Chesterton era um católico recém-convertido. Lembro-me de ter lido seu livro Evolução da História da Humanidade, escrito em resposta a H.G. Wells. Embora cientificamente fraco, era um livro muito interessante e pitoresco. Foi por esse tempo que ele desenvolveu uma teoria econômico sociológica, à qual hoje me conservo mais ou menos fiel. Entusiasmado, cheguei a fazer uma conferência na Escola Politécnica, a convite de seu diretor, Tobias Moscoso. Essa teoria, que iria mais tarde redescobrir em Alberto Torres, chamava-se distributismo. Alceu julgava que o distributismo conciliava o que de melhor havia nos dois sistemas antagônicos, o socialismo e o capitalismo.

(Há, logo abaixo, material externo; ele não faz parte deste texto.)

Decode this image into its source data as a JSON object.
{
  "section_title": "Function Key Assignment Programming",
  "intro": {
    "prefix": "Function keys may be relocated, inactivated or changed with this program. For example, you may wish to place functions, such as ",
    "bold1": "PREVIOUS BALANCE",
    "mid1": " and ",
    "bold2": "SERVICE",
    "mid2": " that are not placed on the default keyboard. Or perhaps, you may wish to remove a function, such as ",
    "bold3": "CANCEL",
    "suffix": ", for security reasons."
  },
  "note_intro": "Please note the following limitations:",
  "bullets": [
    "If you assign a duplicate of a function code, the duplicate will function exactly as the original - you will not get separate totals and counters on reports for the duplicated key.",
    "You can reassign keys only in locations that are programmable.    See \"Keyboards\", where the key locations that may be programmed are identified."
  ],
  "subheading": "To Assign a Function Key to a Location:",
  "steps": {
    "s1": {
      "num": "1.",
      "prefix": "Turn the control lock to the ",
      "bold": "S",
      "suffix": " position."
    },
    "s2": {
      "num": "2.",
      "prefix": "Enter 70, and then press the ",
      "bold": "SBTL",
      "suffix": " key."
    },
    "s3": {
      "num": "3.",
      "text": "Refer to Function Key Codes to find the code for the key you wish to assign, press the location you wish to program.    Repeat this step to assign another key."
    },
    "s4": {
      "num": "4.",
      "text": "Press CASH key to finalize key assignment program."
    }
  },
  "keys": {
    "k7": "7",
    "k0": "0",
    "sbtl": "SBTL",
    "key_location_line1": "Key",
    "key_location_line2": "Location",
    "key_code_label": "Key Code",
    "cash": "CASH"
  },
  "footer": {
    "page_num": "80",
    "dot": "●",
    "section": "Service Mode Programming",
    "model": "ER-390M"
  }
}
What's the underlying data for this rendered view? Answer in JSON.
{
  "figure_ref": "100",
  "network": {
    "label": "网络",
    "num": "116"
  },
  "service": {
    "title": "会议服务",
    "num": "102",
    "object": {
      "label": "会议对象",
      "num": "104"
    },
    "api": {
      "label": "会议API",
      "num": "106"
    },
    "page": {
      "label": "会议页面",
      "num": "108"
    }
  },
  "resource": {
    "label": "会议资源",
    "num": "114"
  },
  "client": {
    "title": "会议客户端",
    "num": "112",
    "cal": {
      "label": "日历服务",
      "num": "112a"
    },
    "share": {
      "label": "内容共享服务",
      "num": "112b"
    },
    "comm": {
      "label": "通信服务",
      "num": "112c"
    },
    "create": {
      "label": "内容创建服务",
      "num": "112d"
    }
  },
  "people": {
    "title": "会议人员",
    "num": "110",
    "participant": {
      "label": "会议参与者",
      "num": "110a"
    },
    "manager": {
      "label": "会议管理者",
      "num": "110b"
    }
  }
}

Utilizando um linguajar mais contemporâneo podemos dizer que ele julgava que na proposta distributista tanto os valores da igualdade quanto os da liberdade estavam assegurados. Estas ideias são tão importantes para o ideário de Amoroso Lima que duas de suas primeiras obras são redigidas em diálogo com elas. Trata-se de “Preparação à Sociologia ” e “Introdução à Economia Moderna ”. Além da reflexão com as obras, houve também o desejo de um diálogo epistolar: Mais tarde, muito influenciado pelas ideias de Chesterton, e com o idealismo de moço, pensei em escrever-lhe, pois queria saber como poderia conciliar as minhas convicções distributistas com a responsabilidade de direção de uma empresa industrial. Como era sabido que Chesterton não respondia a carta nenhuma, escrevi a seu companheiro Belloc . O liberalismo de Chesterton foi um dos aspectos mais ressaltados por Amoroso Lima, no balanço que fez da sua vida na entrevista dada a Medeiros Lima. Alceu encarava Chesterton como um defensor da liberdade, contrário a soluções autoritárias. E contrastava a influência recebida dele com aquelas recebidas de Bernanos e Jackson de Figueiredo, mais alinhados com tendências de cunho autoritário. O já idoso Alceu julgava ser Chesterton o mais próximo de sua posição afeita à liberdade, da qual se afastou nos primeiros anos pós-conversão. As influências do autor de Ortodoxia foram, retrospectivamente, consideradas como um dos recursos intelectuais que permitiram também sua segunda conversão, ou seja, a vivência de um catolicismo afastado de posições políticas autoritárias. Segundo Alceu : Foi sua [de Chesterton] vivacidade de espírito, a sua extraordinária fertilidade inventiva e, sobretudo, o seu liberalismo que me impressionaram. Eu era

profundamente liberal, visceralmente liberal. O meu liberalismo atual, que chamo de libertarianismo, foi uma volta a essa vocação de liberdade na mocidade, que se obscureceu durante algum tempo através de minha conversão ao catolicismo e da convicção de que a autoridade era superior à liberdade, como sustentava Jackson de Figueiredo. Se recordarmos a, já citada, carta dirigida por Alceu a Jackson de Figueiredo em 1928 e pensarmos que o livro “Memórias Improvisadas” teve sua primeira edição em 1973, torna-se fácil perceber a presença de Chesterton em toda a reflexão de Alceu Amoroso Lima. E mais: confiando nas palavras do autor, há que se reconhecer que tal presença traduziu-se numa adesão, ainda que parcial, ao ideal distributista. Este dado torna-se ainda mais surpreendente quando é pensado a partir das diversas mudanças de postura política e ideológica pelas quais passou Amoroso Lima em toda a sua trajetória. Não é exagero dizer que a obra de Chesterton, ainda que lida de modos diversos, foi um dos elementos que permitiram que Alceu, apesar de ter passado por diversas transformações, continuasse a perceber-se como fiel a si mesmo e aos ideais abraçados na sua conversão.